There have been a lot of pixels used this week trying to explain why these recess appointments are horrible for business and result in the end of the world as we know it. Frankly, it’s a bit overkill.
That’s not to say that employers shouldn’t expect the NLRB to issue more decisions that are "pro-union" or "employee-friendly" (as those loaded terms are used) and reverse some cases or rules that were issued under the Bush Administration. Employers SHOULD expect those decisions to come now.
But those types of reversals happen virtually every time a new administration changes from one party to another. It was completely unrealistic to have thought otherwise. (Mark Toth summarizes some of the areas that we might see a reversal on.)

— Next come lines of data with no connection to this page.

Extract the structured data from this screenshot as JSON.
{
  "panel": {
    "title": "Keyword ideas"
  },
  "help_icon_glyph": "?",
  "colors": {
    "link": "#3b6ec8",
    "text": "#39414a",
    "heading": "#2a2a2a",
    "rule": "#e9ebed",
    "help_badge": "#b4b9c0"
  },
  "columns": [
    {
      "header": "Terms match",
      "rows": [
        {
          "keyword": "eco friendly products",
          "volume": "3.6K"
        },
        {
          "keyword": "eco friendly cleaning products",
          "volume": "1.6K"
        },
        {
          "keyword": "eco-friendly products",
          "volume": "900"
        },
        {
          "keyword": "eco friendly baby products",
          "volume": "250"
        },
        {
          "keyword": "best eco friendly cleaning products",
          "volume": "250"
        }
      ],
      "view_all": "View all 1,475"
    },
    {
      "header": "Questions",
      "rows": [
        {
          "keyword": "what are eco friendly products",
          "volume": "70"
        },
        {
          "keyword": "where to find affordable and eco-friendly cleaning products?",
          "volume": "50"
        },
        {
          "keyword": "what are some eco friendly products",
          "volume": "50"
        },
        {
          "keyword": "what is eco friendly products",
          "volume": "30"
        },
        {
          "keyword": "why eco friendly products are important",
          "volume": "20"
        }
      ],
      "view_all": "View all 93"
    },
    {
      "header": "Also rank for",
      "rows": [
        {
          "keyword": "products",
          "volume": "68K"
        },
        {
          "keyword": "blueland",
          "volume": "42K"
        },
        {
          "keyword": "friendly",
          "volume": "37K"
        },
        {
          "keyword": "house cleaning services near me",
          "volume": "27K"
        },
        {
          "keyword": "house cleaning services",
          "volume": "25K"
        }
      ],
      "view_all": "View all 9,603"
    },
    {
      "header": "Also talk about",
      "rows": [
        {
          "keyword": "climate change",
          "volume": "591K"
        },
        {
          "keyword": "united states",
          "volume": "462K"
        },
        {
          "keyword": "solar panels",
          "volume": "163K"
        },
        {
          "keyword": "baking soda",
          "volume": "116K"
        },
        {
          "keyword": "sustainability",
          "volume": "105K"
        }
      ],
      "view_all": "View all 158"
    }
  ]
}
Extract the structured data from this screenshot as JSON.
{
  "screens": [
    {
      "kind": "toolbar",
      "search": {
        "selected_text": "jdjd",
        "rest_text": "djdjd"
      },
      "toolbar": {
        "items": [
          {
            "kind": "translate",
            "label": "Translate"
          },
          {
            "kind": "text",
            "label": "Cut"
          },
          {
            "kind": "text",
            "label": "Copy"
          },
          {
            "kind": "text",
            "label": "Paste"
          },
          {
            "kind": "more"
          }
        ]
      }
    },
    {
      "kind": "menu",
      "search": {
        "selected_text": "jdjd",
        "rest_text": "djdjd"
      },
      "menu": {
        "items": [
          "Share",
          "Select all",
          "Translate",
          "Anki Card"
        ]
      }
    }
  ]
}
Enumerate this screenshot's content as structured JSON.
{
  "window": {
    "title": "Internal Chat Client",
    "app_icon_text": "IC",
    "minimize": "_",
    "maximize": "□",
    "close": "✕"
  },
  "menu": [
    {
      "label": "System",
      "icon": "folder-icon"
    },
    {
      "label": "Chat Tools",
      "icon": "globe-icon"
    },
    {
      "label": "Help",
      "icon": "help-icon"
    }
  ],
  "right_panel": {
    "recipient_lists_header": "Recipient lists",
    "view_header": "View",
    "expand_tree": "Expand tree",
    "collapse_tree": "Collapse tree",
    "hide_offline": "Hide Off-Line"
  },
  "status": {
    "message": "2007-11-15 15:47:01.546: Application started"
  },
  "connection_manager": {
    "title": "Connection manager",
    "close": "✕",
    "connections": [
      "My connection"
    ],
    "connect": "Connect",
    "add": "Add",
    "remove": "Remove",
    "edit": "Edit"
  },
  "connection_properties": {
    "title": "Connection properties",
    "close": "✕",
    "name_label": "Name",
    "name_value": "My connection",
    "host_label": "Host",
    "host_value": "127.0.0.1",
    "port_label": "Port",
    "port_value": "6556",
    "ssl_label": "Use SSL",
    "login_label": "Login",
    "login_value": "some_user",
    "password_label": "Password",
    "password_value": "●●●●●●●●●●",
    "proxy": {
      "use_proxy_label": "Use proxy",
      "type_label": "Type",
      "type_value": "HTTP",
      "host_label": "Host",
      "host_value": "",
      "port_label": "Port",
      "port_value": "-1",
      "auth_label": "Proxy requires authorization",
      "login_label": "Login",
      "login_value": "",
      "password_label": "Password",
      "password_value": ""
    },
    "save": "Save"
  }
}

Yet, to look at the headlines like the one from Point of Law "Get Ready for Radical Interpretations of Labor Law" and you might think that this is really unusual. (For a wrapup of other posts, the Ohio Employer’s Law Blog has done a summary here.)
Everyone expected this administration to be pro-labor and to have a pro-labor NLRB. It seems to me, therefore, that all the hand-wringing over Becker is a bit overdone. I represent employers. I believe employer-employee relations are handled better without a union. I also believe, however, that when an employer ends up with a union, it’s deserved 99% of the time. An employer will have much more to do with whether a labor union gets its foot in the door by the way employees are treated than by anything Craig Becker does.
Indeed, in some ways the appointments will be "good" for business in the sense that it will bring back some certainty in areas of labor law. For the last several years, employers have been in limbo not knowing if, for example, the Employee Free Choice Act might come to pass. With new rules and decisions from the NLRB, employers might get a path towards compliance and knowing what the limits of the rules are.
Employers relish stability. If you don’t think so, ask a HR representative how much fun they’ve been having with the COBRA subsidy rules.
Yes, employers will need to do a bit more planning and continue to educate supervisors and managers about various elements of labor law but that was expected with the Obama Administration. At least now, employers can stop living in the theoretical and start working with the actual.
The appointments are here for the foreseeable future. The time for hyperbole is over; the time for action steps by employers has just begun.